Friction along a Path

question physics

Question

  1. Sketch a graph of the friction, $F$, acting on a particle on a rough surface as a function of the applied force, $T$
  2. A ball is projected on a smooth, flat plane with initial velocity $u$. The ball is subject to a drag force proportional to its velocity, $F=\lambda v$. How long will it take the ball to come to rest?
  3. A ball travels from point $P$ to $Q$ (where $Q$ is lower than $P$) along a rough, straight slope with coefficient of friction $\mu$ (released from rest). How much work is done against friction?
    • derive an expression fo the velocity of the ball at $Q$. Hence find the ratio of $\frac{y}{x}$ such that the ball does not move from rest.
    • consider a path that is not a straight line between $P$ and $Q$. Would the previous calculation still apply? If not, why?

Hints

  2. Using the chain rule, $$a=\frac{dv}{dt}=\frac{dv}{dr}*\frac{dr}{dt}=v*\frac{dv}{dr}$$
  3. Consider the forces acting on a particle moving on a curved path. Are there any additional forces as compared to a straight path? Would this affect the energy balance of the system?

Answer

The velocity of the ball follows an exponential decay (as the rate of decrease of $v$ is proportional to $v$ itself).

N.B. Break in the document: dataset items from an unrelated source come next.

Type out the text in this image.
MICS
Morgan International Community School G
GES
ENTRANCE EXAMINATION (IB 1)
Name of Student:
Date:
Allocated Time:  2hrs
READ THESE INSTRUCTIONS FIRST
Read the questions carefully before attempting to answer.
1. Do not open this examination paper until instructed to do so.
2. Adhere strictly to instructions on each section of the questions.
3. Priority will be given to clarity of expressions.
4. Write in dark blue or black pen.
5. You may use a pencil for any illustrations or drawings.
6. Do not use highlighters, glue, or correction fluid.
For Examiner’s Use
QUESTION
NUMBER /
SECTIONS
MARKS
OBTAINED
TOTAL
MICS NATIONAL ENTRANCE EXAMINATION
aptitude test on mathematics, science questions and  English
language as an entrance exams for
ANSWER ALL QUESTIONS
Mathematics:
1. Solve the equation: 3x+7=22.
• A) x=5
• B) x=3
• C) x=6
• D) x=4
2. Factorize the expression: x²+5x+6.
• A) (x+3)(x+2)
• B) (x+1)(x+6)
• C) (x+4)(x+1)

Therefore it will take infinite time for the ball to become stationary. However, the total distance can be found using the chain rule as described in the hints. From there, resolving in the positive direction: $$\begin{aligned} F &= -\lambda v \\ m a &= -\lambda v \\ m v \frac{dv}{dr} &= -\lambda v \\ m\, dv &= -\lambda \, dr \\ \int_u^0{m\, dv} &= \int_0^D{-\lambda \, dr} \\ -m u &= -\lambda D \\ D &= \frac{m u}{\lambda} \end{aligned}$$ Infinite time, $\frac{mu}{\lambda}$ distance

Work done is $mgx\mu$. Ratio is $\mu$.